By the end of the nineteenth century all the important elements of classical physics were fully mature. Newton's Laws had been applied with success to everything from industrial machines to planetary orbits. Classical thermodynamics had extended energy conservation arguments into thermal processes, and scientists including J. Willard Gibbs and Ludwig Boltzmann had developed the statistical interpretation of entropy. James Clerk Maxwell had explained all electromagnetic phenomena, from AC generators/motors to light, with the four Maxwell's equations and three material-dependent constitutive relations. There was serious discussion that physics was on the verge of being “finished” – becoming a closed system of knowledge like classical geometry with only essentially routine tasks left of determining how the known laws could be applied to engineering problems.
Yet by 1930 the foundations of mechanics, electromagnetics, and atomic-scale systems had been shaken to the core by the new revolutions in the Theory of Relativity, the photon picture of light, and quantum physics. We are still reaping the benefits of the application of these new scientific paradigms in our technology today, including semiconductor electronic devices, lasers, and GPS systems. But the description of reality that these theories provide is still deeply anti-intuitive and disturbing.
Nevertheless, quantum physics is one of the most extensively experimentally verified theories that we know. Even when quantum theory and common sense seem to diverge, quantum theory gives the right answers when tested by experiment. In the next chapter we will develop the framework of quantum theory that has been so successful when people “shut up and calculate,” as one scientist suggested as the way through the philosophical thicket of quantum physics. But in this chapter, we will spend a brief time considering the historical development and continuing paradoxical implications of quantum theory.
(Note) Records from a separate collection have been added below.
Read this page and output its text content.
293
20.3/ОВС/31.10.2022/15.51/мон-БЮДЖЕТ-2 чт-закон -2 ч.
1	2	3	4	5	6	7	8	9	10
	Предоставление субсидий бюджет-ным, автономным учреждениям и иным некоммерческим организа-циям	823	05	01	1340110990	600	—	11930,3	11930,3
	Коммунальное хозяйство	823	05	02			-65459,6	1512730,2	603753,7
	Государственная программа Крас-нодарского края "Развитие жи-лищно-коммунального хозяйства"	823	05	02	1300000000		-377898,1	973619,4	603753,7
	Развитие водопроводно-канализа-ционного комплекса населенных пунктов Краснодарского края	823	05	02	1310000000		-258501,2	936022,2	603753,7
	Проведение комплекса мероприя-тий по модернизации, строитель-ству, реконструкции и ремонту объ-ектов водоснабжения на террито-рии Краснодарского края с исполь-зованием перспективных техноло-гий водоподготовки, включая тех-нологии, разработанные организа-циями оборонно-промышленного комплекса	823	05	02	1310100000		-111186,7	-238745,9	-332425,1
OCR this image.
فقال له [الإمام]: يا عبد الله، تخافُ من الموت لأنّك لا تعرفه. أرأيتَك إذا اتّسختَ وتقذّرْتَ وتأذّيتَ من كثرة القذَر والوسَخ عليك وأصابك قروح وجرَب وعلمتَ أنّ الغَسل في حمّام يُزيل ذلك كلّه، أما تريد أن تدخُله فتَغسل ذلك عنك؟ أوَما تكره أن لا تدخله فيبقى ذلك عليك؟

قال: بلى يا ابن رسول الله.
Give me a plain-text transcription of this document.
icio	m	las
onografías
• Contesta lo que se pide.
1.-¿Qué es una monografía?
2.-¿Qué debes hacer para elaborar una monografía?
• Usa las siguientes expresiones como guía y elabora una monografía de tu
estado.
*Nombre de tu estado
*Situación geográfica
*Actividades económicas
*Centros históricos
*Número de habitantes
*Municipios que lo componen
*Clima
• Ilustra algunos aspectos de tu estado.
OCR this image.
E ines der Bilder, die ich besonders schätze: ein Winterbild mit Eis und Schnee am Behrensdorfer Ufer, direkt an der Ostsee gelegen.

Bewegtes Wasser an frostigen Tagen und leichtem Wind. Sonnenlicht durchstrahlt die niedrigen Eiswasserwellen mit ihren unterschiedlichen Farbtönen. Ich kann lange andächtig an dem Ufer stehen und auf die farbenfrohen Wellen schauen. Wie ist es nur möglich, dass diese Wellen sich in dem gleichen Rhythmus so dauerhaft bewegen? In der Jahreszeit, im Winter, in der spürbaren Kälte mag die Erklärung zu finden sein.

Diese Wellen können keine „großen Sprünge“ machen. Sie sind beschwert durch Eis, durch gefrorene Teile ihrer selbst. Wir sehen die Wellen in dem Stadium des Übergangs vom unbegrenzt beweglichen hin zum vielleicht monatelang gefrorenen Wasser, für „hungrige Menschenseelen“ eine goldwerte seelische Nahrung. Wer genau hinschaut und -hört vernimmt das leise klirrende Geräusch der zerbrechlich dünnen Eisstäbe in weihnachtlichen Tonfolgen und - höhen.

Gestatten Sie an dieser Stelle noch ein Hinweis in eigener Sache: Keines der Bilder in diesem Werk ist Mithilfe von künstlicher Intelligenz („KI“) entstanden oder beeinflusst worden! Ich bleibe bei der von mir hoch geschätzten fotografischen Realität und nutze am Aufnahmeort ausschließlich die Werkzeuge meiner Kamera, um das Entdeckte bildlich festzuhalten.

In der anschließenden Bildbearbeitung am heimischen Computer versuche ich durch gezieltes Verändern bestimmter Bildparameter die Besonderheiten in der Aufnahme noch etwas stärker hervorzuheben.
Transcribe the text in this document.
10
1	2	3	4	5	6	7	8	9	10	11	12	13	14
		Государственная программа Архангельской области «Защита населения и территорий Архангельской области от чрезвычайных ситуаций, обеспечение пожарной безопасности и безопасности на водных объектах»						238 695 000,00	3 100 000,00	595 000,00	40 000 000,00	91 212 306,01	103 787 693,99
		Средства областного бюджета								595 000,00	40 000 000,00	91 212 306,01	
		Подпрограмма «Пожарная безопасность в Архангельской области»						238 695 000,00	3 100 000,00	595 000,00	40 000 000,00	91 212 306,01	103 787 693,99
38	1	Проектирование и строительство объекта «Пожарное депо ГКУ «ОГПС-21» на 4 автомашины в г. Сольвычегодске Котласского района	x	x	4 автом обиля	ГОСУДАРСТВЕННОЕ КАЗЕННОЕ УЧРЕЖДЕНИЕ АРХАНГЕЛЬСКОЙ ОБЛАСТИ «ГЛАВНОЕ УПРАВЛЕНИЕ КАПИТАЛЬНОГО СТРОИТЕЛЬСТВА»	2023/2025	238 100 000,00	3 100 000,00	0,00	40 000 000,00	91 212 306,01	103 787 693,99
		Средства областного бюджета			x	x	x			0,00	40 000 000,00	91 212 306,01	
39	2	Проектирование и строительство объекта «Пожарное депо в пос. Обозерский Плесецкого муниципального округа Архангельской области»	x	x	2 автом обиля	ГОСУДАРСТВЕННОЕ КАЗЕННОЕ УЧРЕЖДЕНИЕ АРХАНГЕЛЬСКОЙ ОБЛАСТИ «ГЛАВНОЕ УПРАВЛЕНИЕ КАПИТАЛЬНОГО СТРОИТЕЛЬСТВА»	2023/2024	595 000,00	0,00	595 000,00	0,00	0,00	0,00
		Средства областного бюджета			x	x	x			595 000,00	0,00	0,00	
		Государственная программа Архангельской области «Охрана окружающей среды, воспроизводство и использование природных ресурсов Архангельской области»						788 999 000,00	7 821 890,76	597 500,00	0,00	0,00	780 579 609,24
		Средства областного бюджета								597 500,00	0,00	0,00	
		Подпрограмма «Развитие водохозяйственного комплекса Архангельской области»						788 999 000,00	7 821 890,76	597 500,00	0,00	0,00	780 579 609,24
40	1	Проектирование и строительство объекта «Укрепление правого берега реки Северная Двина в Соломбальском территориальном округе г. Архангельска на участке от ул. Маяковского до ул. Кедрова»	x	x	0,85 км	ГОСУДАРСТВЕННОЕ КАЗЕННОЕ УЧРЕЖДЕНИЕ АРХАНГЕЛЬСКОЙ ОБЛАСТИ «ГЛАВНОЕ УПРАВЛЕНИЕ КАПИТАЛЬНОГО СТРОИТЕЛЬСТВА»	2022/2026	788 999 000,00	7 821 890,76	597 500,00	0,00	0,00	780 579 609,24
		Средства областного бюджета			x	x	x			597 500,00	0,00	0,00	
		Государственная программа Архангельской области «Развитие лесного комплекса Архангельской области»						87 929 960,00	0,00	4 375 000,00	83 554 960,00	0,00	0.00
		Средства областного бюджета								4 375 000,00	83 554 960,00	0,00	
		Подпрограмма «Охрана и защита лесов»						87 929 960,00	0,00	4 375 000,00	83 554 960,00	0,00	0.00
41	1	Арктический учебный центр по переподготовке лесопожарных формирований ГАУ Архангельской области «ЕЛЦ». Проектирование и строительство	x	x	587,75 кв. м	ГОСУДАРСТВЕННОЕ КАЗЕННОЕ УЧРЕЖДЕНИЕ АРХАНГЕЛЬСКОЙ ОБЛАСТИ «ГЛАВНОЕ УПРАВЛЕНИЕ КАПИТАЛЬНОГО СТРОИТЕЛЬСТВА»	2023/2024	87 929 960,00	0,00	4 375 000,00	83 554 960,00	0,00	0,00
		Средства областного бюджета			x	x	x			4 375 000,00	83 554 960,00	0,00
The photoelectric effect and photons
In 1905, Albert Einstein, who was a key figure in the revolution of modern physics, was working as a clerk in the patent office in Zurich, Switzerland. Einstein had finished his studies in physics, but had not obtained a coveted position as a university professor. He was intensely interested in the latest developments in classical physics and was aware of a few of the remaining loose ends that were resisting explanation in the classical model.